If, as I fervently hope, the GOP gets severely punished by the voters in November, this may force a recalculation: Republicans in Congress may well see it as being more to their political benefit to distance them from a doomed cause than to ally with it. Such distancing becomes increasingly likely if the Democrats launch investigations of Trump and these investigations uncover dirt.

Suddenly, many of the GOP may well realize that their toast is buttered on the side opposite they thought it was. At that point, the end will come surprisingly (to many) quickly for Trump.

Or it may happen sooner or later than that.
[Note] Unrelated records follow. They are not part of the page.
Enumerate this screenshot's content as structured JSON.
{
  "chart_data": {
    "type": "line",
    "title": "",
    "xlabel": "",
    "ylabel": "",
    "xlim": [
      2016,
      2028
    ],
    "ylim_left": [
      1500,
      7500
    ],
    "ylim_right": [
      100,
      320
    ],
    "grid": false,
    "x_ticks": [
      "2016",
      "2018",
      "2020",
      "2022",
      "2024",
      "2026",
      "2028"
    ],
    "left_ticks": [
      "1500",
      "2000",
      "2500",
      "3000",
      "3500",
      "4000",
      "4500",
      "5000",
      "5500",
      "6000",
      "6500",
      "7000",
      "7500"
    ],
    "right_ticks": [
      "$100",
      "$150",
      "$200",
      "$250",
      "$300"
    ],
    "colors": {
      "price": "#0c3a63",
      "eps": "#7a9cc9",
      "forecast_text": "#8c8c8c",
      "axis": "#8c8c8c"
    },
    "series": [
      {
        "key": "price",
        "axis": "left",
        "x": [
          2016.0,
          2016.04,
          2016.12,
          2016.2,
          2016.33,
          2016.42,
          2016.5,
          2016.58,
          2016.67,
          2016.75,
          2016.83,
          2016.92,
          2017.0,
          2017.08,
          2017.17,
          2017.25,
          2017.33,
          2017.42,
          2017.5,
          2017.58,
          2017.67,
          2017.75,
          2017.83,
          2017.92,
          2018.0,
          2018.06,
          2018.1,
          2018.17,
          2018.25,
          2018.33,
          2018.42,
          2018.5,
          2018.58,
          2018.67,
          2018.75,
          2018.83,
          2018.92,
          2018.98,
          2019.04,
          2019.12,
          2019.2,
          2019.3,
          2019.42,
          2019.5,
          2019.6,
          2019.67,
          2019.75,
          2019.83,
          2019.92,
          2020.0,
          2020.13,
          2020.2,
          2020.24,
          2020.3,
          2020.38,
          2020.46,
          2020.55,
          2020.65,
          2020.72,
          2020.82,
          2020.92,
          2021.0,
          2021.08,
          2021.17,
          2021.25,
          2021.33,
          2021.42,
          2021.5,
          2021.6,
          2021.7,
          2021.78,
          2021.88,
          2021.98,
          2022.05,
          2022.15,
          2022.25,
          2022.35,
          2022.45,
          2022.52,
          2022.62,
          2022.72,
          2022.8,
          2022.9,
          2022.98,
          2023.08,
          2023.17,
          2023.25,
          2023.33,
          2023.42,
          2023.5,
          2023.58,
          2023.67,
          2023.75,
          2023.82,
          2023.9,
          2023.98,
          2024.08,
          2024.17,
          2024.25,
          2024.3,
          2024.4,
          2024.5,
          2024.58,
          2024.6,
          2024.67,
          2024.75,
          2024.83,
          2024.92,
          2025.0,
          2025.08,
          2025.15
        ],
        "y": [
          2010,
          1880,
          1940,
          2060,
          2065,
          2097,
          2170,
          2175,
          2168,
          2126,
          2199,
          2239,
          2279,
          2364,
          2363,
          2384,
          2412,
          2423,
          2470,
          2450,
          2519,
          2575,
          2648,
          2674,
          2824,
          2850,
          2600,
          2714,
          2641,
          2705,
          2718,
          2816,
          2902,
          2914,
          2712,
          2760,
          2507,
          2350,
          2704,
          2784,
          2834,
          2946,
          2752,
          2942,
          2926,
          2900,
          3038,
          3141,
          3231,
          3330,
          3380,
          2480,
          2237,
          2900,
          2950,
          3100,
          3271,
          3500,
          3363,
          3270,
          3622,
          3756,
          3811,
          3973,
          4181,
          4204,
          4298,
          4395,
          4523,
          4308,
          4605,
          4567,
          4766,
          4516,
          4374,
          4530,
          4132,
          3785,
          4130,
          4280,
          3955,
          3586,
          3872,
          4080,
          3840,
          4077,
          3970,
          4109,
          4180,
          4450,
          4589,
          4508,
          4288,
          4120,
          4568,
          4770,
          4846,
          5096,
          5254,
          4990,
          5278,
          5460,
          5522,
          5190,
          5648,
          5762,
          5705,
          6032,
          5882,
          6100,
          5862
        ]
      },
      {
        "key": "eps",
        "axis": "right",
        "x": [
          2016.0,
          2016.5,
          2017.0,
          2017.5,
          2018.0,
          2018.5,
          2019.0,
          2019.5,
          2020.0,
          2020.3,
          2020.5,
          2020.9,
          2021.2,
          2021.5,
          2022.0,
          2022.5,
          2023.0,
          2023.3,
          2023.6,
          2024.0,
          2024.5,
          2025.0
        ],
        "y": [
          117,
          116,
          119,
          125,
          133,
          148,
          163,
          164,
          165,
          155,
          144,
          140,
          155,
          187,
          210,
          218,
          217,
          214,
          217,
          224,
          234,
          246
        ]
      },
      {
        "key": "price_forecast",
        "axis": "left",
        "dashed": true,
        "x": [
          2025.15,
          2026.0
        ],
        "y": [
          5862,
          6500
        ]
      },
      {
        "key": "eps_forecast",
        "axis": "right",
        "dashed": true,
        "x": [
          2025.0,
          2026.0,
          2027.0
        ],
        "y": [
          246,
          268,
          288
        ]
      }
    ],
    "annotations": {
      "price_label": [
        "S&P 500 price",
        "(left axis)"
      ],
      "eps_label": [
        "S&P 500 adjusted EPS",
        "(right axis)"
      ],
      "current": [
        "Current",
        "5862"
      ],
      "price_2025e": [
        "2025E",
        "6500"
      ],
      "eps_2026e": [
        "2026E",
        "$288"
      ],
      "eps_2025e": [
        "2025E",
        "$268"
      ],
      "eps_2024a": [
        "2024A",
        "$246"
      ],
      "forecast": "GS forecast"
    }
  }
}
I’m merely speculating on one possible mechanism, and as mentioned earlier, the mechanism often remains hidden and unperceived to most.

The one difference is that Trump is unlikely to merely resign. His ego won’t support such an option. He will either have to be removed against his will, or he will end his life because he won’t be able to live with the existential crisis that acknowledging his own fallibility will produce.

The Risk of War is Increasing

Published at 14:10 on 24 August 2018

As predicted, the deal with North Korea has basically crumbled.

Now we move on to one of the other predictions in my earlier post: the stage where the deal makes the world less safe from the risk of war, because it means Trump realizes he was Baby Kim’s rube. Not only that, the deal crumbled at the moment when the noose really seems to be tightening around Trump’s neck with respect to the Mueller investigation, giving Trump an even greater motive towards bellicosity. There’s nothing like war to distract the masses from a domestic scandal, after all.

Tom Nichols doesn’t seem to think this is likely. I wish I could be as sanguine as Nichols on this one. Yes, Nichols is correct in that Trump is no master at quantum multidimensional political chess; events of the past several years have shown clearly that Trump is barely capable of playing political checkers. But Nichols is also a conservative and a member of the defense establishment, which will naturally tend to lead him to turn a blind eye to ideologically (and career-wise) inconvenient insights about ruling classes’ propensity to use war for domestic political purposes.

So while I certainly hope Nichols will be proven correct (and he might be, Trump is definitely incompetent), I can hardly be sure about that.